O coronel, que morreu em 2015, é apontado no relatório final da Comissão Nacional da Verdade como um dos responsáveis por crimes cometidos durante a ditadura militar.
Inicialmente, a 27ª Vara do Trabalho de Belo Horizonte tinha invalidado a demissão por justa causa do trabalhador, condenando o hospital a pagar os valores decorrentes da dispensa imotivada.
A instituição, no entanto, recorreu da sentença, argumentando que a conduta do empregado ofendeu o Código de Ética interno – que proíbe propaganda política e uso de camisa com "questões religiosas e/ou partidárias" – e configurou ato de insubordinação.
Além disso, o hospital alegou que o homem promoveu apologia ao ex-coronel, ligado a atos de tortura, falta grave o suficiente para quebrar a confiança necessária à continuidade do vínculo de trabalho.

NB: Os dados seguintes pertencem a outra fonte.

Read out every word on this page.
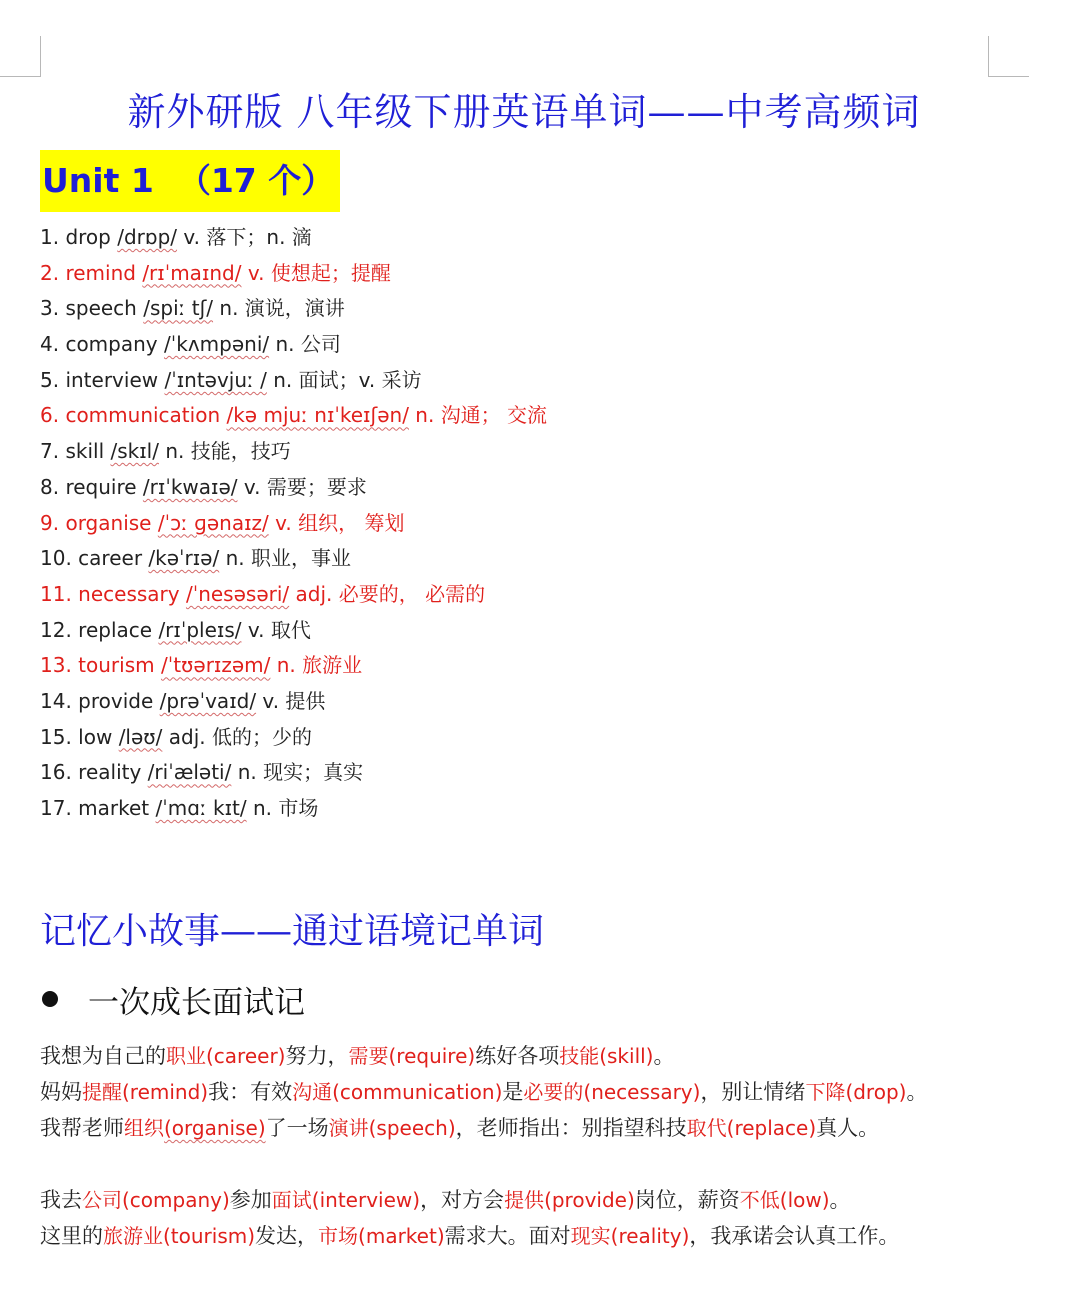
新外研版 八年级下册英语单词——中考高频词
Unit 1 （17 个）
1. drop /drɒp/ v. 落下；n. 滴
2. remind /rɪˈmaɪnd/ v. 使想起；提醒
3. speech /spiː tʃ/ n. 演说，演讲
4. company /ˈkʌmpəni/ n. 公司
5. interview /ˈɪntəvjuː / n. 面试；v. 采访
6. communication /kə mjuː nɪˈkeɪʃən/ n. 沟通； 交流
7. skill /skɪl/ n. 技能，技巧
8. require /rɪˈkwaɪə/ v. 需要；要求
9. organise /ˈɔː ɡənaɪz/ v. 组织， 筹划
10. career /kəˈrɪə/ n. 职业，事业
11. necessary /ˈnesəsəri/ adj. 必要的， 必需的
12. replace /rɪˈpleɪs/ v. 取代
13. tourism /ˈtʊərɪzəm/ n. 旅游业
14. provide /prəˈvaɪd/ v. 提供
15. low /ləʊ/ adj. 低的；少的
16. reality /riˈæləti/ n. 现实；真实
17. market /ˈmɑː kɪt/ n. 市场
记忆小故事——通过语境记单词
一次成长面试记

我想为自己的职业(career)努力，需要(require)练好各项技能(skill)。

妈妈提醒(remind)我：有效沟通(communication)是必要的(necessary)，别让情绪下降(drop)。

我帮老师组织(organise)了一场演讲(speech)，老师指出：别指望科技取代(replace)真人。

我去公司(company)参加面试(interview)，对方会提供(provide)岗位，薪资不低(low)。

这里的旅游业(tourism)发达，市场(market)需求大。面对现实(reality)，我承诺会认真工作。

Já o empregado afirmou que tinha mais de 12 anos de casa e não havia sido advertido antes da demissão. Disse também que usou a camisa "sem qualquer intenção de fazer propaganda ou política".
Apologia à tortura
A Primeira Turma do TRT-MG decidiu acolher o recurso do hospital e modificou a sentença de primeira instância, reconhecendo a validade da justa causa.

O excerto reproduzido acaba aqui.